Carmella consults with her charge nurse and her manager and explains that her beliefs conflict with George’s care plan. She tells them she is concerned she is unable to provide the compassionate nursing care George is entitled to. She asks if another nurse can be assigned to his care.

Carmella then consults with George’s health care team, including his physician and social worker, and informs them she can no longer care for George.

During her shift, while deciding what to do and consulting the health care team, Carmella continues to treat George’s family with care and compassion. She spends time actively listening and giving them the opportunity to describe their feelings about the situation.

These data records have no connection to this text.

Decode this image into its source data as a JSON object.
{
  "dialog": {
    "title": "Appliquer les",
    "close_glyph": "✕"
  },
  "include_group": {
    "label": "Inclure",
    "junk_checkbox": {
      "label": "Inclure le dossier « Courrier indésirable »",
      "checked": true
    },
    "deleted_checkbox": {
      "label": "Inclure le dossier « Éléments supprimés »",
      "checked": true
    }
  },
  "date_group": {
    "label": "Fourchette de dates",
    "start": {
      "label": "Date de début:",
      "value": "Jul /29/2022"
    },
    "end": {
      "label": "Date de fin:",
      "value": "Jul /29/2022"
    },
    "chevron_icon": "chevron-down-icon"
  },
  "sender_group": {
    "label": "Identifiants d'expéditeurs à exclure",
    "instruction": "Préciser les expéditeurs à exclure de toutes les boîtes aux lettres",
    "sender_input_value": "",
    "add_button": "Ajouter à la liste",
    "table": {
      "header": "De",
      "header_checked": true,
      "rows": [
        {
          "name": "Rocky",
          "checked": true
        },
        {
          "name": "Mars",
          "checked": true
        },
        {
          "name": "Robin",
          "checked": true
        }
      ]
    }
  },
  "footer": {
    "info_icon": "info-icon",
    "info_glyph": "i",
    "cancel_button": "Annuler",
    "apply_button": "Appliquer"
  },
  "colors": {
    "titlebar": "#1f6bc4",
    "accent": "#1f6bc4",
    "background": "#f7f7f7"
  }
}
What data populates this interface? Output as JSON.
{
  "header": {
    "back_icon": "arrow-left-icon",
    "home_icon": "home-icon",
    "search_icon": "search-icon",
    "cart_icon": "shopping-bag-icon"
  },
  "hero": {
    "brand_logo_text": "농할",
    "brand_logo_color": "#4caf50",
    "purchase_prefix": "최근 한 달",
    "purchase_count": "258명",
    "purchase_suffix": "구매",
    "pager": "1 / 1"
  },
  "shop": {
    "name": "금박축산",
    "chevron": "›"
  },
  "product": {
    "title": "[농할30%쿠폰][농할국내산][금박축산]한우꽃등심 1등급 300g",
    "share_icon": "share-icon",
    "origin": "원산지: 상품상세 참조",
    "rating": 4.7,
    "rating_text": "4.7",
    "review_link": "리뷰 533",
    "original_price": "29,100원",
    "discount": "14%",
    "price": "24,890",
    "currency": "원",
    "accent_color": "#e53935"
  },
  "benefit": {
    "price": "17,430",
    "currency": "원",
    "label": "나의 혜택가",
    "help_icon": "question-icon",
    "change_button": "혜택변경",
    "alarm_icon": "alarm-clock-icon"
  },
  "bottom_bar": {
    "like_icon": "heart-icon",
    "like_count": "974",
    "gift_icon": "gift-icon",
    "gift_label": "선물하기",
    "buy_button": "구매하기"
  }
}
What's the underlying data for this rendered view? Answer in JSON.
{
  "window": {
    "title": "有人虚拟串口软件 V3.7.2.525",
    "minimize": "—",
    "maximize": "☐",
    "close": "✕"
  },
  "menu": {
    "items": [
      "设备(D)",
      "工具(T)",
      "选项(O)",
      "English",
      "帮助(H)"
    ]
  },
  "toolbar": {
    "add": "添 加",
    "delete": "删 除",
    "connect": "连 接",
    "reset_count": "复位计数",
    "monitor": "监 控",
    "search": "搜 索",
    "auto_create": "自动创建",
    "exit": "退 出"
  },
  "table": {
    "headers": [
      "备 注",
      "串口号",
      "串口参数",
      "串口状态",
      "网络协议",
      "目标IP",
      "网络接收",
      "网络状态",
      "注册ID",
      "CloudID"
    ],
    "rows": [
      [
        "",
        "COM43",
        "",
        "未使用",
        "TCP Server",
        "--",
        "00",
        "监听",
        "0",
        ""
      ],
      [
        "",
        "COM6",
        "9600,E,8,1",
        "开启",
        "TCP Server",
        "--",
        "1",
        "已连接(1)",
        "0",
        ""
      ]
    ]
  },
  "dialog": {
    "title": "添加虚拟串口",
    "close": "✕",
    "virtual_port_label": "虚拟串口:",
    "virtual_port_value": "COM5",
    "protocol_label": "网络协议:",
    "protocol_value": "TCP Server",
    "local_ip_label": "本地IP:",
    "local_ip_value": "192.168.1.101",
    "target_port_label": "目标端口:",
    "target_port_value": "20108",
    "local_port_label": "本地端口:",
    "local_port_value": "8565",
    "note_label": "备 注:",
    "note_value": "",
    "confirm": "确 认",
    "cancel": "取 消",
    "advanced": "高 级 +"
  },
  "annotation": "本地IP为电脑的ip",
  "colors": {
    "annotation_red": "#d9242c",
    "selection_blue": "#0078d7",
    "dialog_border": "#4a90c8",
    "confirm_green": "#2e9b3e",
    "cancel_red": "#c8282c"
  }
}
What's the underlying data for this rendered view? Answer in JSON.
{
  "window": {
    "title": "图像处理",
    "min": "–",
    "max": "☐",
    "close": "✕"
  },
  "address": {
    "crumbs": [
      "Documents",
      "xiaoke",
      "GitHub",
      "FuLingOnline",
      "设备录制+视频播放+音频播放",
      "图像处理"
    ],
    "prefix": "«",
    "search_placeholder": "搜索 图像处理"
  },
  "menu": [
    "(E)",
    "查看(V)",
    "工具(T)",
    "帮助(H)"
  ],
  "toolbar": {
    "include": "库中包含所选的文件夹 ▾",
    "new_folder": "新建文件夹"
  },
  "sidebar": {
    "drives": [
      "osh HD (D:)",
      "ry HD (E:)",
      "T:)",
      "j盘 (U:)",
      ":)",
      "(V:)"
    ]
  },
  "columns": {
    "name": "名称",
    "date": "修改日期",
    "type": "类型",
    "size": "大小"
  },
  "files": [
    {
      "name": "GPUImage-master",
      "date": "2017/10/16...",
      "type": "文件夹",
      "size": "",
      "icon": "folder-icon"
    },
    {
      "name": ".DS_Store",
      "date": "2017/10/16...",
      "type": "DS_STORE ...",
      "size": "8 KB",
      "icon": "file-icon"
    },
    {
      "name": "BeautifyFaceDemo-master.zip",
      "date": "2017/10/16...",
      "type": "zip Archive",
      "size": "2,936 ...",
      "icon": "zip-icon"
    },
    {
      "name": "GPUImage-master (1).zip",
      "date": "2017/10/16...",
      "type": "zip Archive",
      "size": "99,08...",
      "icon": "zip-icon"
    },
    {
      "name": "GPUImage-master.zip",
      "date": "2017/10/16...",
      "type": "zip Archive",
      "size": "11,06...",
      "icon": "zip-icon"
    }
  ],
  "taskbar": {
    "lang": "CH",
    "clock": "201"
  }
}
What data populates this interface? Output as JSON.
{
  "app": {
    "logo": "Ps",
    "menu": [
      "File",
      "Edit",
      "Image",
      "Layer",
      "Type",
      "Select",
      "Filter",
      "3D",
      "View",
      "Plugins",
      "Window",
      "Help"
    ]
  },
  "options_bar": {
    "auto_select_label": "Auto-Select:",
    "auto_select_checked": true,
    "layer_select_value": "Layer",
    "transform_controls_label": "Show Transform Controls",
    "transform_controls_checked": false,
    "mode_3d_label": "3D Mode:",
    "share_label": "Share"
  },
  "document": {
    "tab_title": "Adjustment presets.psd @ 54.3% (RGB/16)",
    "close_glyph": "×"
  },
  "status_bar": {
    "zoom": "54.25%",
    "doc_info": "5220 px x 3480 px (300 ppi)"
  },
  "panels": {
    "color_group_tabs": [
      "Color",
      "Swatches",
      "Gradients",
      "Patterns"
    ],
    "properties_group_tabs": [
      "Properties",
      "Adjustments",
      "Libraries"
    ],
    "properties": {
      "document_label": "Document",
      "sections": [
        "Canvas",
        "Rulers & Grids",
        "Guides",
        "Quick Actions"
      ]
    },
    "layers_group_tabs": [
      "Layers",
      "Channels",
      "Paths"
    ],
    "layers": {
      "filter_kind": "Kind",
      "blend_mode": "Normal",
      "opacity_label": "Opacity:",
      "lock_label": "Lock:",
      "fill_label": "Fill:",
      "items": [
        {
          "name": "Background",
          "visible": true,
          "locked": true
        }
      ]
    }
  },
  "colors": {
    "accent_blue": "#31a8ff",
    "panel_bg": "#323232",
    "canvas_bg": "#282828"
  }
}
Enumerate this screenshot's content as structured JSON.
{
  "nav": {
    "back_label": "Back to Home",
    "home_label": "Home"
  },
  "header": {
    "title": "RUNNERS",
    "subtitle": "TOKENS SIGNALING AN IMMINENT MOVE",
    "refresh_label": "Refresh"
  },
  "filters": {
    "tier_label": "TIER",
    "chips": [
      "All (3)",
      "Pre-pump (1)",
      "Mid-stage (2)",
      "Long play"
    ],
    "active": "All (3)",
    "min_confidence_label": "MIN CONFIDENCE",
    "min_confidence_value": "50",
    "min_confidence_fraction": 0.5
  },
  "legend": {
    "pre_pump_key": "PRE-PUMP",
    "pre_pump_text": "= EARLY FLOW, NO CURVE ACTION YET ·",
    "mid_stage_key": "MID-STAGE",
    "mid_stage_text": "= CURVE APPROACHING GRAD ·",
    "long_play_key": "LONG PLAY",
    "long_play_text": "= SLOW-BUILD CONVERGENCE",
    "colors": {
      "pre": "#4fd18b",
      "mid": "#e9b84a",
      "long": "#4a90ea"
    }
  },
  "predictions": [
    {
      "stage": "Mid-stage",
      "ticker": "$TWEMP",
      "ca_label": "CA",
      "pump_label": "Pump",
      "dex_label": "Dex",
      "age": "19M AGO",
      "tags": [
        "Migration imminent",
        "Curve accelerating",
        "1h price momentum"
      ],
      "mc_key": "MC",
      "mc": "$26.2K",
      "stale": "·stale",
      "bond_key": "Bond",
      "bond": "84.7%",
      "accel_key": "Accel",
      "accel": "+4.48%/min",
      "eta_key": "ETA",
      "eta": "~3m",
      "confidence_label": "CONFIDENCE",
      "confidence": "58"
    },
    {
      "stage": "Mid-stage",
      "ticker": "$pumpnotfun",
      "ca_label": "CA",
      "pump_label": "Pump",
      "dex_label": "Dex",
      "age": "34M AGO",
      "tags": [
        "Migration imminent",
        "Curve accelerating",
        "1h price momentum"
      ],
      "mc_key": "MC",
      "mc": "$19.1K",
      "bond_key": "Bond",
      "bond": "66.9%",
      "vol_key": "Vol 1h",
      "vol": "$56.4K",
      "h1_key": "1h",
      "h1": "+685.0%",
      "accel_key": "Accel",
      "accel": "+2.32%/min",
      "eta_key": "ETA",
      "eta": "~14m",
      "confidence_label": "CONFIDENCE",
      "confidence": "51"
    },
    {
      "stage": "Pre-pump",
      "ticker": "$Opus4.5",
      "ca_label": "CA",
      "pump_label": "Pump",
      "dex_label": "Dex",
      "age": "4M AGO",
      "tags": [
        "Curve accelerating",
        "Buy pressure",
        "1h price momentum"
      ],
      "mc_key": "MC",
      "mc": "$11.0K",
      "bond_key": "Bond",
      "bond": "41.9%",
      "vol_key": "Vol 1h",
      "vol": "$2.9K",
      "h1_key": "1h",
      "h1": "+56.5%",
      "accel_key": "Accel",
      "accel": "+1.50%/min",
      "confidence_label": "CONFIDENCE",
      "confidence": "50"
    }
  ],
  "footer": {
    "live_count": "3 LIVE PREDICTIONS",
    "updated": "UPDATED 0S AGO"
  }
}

Later in the shift, the charge nurse assigns George’s care to another nurse who is better able to provide the care George needs. Carmella respectfully informs the family that she will no longer be caring for George and that her colleague will be taking over his care. Carmella then transfers accountability to the other nurse by giving them a report about George’s status and needs.

Carmella spends time reflecting on the situation, her practice and values. She realizes that she will likely encounter similar situations again while working in intensive care. She wonders if working in this setting long term will allow her to be true to her values while still providing compassionate and nonjudgmental care. Carmella reviews the Ethics practice standard and reflects on the section about maintaining commitments to herself, her team and her patients. After reflecting, she realizes this practice setting is not for her, and she makes the decision to find a new place of work.